Categories: Floor Aerobics/Hi-Lo/Dance


As a long-time fitness professional and studio-owner myself, I often need strong videos to take with me on vacation or when travelling to our vacation home where I don't teach. With that in mind, I purchased the trilogy of The Firm's new videos, expecting something good. That's what I got - something good, but not terrific - nowhere near the calibre of Cathe Friedrich's videos.

As an advanced exerciser, I did work up a good sweat in Core Cardio 1, but the workout was shorter than I'd have liked. People with severe time-constraints will find this a good short-ish workout.
Here's what else I liked: the workout was varied, the music was good, but it should have been a tad louder so the beat could have been heard over the barking of one of the instructors. The other two instructors modulated their voices just fine.

I liked the workout my calves got - most videos give short shrift to calves but that's probably because calf-work, like hamstring work, is so deadly dull.

I liked the "tall box" work (a step with 4 sets of risers will do) but it wasn't long enough.

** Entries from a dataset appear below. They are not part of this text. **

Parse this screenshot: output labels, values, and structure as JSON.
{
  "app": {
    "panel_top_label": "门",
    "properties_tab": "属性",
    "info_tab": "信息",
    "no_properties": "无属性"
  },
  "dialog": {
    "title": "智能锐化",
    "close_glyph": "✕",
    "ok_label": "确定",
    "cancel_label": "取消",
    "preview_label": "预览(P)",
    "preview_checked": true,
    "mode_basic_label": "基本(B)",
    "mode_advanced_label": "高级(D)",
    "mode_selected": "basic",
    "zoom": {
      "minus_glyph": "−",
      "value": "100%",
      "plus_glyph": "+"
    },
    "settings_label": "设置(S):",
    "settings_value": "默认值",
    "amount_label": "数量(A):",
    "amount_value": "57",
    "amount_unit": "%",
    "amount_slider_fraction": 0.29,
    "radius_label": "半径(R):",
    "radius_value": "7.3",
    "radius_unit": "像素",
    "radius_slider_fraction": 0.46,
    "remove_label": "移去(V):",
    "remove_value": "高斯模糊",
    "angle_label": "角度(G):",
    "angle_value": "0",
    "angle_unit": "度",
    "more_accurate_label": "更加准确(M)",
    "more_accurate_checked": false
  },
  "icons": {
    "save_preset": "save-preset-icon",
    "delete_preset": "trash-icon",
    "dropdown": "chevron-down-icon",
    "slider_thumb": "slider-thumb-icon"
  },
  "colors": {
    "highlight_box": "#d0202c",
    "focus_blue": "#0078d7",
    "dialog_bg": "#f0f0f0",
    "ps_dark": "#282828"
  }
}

Here's what I found unnerving about this video, and I join the others who don't care for it:

The abs segment had the right idea, but the wrong spot in the video (after the warmup) and not enough of it to matter. They could have just as well omitted it for all the good it did.

There were two fatal errors in anatomical information: one was when she said that the "hip swishes" trimmed the waistline (they don't), and when a reverse crunch she was doing in the abs segment was designed to work the "spinal erectors". Nope, sorry - it works the lower area of the rectus abdominus.

You went from high-impact/high-intensity cardio work directly to the floor for final stretching. This is downright dangerous.

The use of the ball is contrived and probably designed to sell more product, but in fairness, the video did state that other props could be used in its stead.
With my expansive library of exercise videos spanning the spectrum from old Kathy Smith videos, through CIA videos, to the more current Karen Voight "Energy Sprint" (a superb video), to old Cathe vids (she's honed her style almost to perfection by now), to Jodi Cohen, and Classic Firm videos and Jane Fonda (remember her?).....I believe the Firm is on the right track with CC1 but their editing department and instructor-training rigidity needs a bit of work to appeal to the advanced exerciser.

Beginner-to-intermediate exercisers and even some advanced exercisers who haven't tried the Friedrich or the Voigth vids, will probably enjoy this video from The Firm. As for me, it sits on the back burner for when I want a change of pace. That's about it.

Instructor Comments:
As a former Firm Believer, I find the monotone, studied and rigid teaching techniques used by Firm instructors to be annoying, and at times (especially with this video), cloying. If she said, THIS IS FUN!" one more time, I was going to ralph. Little-to-no instruction is given, especially where it's needed; during the weights segments. Cueing is often late or absent. They cannot follow traditional 8-counts, which may not bother many exercisers, but drove me nuts. I don't care for these instructors' techniques.